Before that, that whole experience, months beforehand, you’d shown me an essay you wrote about pot. I think you thought I’d get it. I liked it. I was glad somebody wrote it. After that, that essay, and that whole experience, months after that, we were at a friend’s birthday party – the streamer, balloon kind. Evidently, I’d forgotten about it and was too stoned to function in his mom’s van when she picked me up, I was glad you were there. Of everybody, I was glad you were there. I thought you’d get it. We watched Spiderman 3: what the fuck was up with that? How did they get away with making such shit?

Months later yet, you were standing in my crowded one bedroom apartment and asked Wynd and I, or maybe it was rhetorical, “How come you guys are so chill?” I don’t know, T-Bone. Maybe I’m just confident that there’s no reason to be any other way. You’re pretty chill yourself – I like that.

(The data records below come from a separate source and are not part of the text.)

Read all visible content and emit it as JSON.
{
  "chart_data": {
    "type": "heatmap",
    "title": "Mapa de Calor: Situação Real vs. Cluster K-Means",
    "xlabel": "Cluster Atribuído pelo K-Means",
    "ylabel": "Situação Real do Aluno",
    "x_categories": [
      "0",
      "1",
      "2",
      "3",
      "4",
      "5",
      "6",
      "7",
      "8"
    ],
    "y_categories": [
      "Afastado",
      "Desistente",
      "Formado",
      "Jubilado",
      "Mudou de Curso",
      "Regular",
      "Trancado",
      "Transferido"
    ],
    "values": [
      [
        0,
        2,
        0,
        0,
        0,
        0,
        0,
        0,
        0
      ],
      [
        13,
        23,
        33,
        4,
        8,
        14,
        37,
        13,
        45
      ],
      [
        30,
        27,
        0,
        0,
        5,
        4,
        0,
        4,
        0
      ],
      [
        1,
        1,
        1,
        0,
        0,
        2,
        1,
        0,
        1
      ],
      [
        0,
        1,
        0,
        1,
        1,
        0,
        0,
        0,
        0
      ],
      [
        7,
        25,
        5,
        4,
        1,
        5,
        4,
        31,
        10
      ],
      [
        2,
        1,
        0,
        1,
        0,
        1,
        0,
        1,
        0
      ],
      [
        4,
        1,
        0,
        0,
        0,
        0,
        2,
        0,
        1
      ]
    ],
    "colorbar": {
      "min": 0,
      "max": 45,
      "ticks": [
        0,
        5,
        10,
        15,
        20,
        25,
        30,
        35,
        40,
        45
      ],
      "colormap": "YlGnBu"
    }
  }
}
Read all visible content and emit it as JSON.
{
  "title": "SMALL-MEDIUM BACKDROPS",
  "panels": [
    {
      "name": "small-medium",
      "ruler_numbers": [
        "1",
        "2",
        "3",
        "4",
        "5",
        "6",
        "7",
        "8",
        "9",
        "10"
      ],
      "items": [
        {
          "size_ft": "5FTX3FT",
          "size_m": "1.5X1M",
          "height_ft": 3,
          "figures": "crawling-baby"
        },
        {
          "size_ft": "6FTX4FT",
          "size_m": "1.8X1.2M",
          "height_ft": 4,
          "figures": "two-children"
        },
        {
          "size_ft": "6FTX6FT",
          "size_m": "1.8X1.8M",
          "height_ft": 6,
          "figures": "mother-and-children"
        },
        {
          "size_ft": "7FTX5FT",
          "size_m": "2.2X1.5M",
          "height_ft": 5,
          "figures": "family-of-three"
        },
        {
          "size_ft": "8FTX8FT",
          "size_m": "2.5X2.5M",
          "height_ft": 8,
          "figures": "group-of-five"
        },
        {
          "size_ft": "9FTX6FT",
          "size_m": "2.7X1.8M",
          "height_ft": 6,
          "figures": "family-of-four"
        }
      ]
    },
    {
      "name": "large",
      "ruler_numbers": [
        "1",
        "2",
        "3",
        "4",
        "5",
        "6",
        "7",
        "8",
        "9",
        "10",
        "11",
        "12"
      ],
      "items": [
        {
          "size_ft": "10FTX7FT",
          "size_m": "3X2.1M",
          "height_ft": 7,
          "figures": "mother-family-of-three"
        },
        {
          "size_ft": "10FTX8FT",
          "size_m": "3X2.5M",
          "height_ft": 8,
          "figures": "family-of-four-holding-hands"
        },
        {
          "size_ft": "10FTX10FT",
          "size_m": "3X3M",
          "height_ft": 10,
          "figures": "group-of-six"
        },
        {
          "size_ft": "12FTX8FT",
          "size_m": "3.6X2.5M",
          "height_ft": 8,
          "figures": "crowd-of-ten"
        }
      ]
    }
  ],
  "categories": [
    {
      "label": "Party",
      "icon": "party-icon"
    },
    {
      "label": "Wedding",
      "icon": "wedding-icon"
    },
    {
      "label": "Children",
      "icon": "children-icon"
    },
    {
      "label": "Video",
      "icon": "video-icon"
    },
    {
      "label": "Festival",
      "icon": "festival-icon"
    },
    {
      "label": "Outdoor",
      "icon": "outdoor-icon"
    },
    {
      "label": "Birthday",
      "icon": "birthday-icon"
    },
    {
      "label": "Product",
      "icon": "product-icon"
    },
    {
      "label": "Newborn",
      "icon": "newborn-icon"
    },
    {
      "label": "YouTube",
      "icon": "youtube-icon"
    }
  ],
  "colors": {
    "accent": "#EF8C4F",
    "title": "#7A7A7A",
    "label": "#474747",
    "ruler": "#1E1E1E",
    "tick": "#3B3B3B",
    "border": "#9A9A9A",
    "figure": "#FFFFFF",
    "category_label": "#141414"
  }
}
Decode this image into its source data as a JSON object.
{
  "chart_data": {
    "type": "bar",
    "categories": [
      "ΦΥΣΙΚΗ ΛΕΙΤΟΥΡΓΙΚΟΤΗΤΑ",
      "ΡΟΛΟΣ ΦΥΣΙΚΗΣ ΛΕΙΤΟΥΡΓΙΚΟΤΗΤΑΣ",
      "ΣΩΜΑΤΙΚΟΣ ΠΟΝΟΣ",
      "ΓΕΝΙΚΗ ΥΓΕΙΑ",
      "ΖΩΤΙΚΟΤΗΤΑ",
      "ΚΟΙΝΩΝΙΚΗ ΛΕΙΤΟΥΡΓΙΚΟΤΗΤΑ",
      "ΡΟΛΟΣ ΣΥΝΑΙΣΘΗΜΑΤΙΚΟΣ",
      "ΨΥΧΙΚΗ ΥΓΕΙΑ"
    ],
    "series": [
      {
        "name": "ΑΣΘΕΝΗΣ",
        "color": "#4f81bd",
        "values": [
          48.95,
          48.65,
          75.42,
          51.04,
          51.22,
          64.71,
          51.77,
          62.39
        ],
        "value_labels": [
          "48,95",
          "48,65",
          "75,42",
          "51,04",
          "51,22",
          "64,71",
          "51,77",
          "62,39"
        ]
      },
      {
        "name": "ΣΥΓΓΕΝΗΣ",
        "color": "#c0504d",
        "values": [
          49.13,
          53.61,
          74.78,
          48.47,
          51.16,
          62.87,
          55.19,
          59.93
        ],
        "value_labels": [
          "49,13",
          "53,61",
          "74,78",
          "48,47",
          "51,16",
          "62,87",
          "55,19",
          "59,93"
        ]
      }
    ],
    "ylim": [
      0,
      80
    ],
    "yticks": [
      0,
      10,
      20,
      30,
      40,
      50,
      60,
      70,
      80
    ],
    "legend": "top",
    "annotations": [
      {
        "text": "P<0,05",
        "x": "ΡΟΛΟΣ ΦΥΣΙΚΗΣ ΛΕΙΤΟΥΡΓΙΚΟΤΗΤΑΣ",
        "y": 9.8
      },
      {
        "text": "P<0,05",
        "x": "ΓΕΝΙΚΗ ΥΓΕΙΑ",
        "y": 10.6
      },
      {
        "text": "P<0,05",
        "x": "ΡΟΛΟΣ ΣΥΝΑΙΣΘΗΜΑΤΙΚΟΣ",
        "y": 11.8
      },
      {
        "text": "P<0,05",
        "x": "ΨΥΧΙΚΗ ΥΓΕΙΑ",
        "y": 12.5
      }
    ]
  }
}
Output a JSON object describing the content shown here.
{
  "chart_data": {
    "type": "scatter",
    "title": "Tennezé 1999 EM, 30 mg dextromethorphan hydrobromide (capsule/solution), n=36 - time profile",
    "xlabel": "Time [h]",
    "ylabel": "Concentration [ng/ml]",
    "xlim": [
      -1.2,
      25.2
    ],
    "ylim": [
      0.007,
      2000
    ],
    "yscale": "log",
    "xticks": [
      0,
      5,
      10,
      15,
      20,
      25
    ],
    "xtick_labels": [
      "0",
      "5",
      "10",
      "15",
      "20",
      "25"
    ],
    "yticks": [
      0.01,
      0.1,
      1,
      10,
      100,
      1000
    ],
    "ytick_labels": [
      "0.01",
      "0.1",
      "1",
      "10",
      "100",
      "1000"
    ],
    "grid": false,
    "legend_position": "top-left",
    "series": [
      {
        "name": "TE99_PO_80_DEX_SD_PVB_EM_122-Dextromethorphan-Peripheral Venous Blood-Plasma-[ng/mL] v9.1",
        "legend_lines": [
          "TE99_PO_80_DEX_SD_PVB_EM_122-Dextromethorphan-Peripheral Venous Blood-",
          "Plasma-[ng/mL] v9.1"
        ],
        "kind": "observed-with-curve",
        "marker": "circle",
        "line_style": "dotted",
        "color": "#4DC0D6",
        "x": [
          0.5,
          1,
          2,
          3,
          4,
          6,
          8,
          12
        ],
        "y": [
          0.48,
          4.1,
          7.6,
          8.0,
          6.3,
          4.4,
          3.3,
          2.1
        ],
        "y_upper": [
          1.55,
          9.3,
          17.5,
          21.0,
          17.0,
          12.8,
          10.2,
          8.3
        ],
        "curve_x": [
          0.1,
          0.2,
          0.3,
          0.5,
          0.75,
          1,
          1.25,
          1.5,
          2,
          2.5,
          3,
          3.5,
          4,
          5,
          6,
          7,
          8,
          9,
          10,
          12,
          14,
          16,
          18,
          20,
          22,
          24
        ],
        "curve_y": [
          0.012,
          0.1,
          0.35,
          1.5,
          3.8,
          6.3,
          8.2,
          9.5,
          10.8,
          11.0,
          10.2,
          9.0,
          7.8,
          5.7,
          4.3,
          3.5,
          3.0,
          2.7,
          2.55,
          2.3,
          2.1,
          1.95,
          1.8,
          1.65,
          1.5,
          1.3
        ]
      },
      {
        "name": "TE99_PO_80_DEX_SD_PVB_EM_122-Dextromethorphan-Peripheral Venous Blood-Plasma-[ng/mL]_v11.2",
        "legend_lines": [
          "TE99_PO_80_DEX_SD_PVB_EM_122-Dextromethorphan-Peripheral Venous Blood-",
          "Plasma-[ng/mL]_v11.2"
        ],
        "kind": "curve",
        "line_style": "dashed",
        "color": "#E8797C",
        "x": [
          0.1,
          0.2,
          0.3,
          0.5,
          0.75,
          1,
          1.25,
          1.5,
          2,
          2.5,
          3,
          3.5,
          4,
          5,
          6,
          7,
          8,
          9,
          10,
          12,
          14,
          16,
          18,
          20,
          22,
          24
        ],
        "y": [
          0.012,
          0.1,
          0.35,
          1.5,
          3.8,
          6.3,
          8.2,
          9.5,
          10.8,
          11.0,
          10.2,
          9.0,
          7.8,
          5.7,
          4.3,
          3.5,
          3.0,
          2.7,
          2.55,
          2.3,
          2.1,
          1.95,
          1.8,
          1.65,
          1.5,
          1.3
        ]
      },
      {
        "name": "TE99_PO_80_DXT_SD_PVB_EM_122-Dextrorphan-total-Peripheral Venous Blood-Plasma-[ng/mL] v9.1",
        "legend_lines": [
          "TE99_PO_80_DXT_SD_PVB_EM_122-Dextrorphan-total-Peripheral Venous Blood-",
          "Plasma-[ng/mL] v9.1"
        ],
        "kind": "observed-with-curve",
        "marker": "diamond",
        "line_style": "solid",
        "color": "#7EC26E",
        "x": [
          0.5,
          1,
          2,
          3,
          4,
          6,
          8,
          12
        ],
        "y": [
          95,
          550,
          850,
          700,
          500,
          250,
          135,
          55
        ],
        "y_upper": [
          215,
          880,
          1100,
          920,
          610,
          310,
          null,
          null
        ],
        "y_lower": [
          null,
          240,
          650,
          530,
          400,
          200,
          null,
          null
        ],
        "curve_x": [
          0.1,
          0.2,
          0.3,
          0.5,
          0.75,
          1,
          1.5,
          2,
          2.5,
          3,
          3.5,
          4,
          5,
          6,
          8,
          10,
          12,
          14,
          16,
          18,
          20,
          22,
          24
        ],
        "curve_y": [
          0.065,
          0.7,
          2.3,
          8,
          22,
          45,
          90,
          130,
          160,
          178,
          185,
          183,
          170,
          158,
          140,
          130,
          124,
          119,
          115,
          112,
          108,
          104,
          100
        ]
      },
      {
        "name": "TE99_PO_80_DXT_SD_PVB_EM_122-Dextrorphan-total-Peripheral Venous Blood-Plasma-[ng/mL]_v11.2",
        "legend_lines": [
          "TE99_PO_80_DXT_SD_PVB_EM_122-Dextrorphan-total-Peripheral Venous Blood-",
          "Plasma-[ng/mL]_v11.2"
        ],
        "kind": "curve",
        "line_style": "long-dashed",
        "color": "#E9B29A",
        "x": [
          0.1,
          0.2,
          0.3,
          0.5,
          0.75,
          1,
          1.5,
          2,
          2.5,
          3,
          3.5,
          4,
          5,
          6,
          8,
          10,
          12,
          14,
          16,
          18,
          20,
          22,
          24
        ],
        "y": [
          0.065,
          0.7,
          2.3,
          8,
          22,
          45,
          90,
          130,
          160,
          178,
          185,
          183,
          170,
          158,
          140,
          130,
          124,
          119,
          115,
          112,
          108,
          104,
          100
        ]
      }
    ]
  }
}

Your latest song, “Shithole of a Town”. I like it. Your voice kind of reminds of me M. Ward. Hopefully that doesn’t make you cringe. I know you don’t mean to be depressing – you’re not. Really, that’s all I needed to get juiced this morning and go get my leaving papers from my former employers. They didn’t have them. That’s cool though; I was feeling pretty Zen (whatever that means). You know, you probably won’t need to stop smoking that shit once you get a real job. Who wants a real job? If anything you might have to cut down, save it for holidays or something, but you won’t have to quit. Quit what? Quit nothing. Maybe you’ve been in that shithole of a town for too long and need a change. I understand that, but I actually like it – there are, like, 12 genuine people there. That’s 12 more than most places I’ve been. But whatever, if you need to get out you’re welcome in my claustrophobic apartment any time. I can probably get you a room, and fill it with people that want to hear you sing. If not before this post, maybe afterwards. Yeah, they might be humourless detractors, but whatever – at least somebody reads my blog.

Without wax,
Sharp.

P.S. Everyone else should download this song. It’s pretty sick.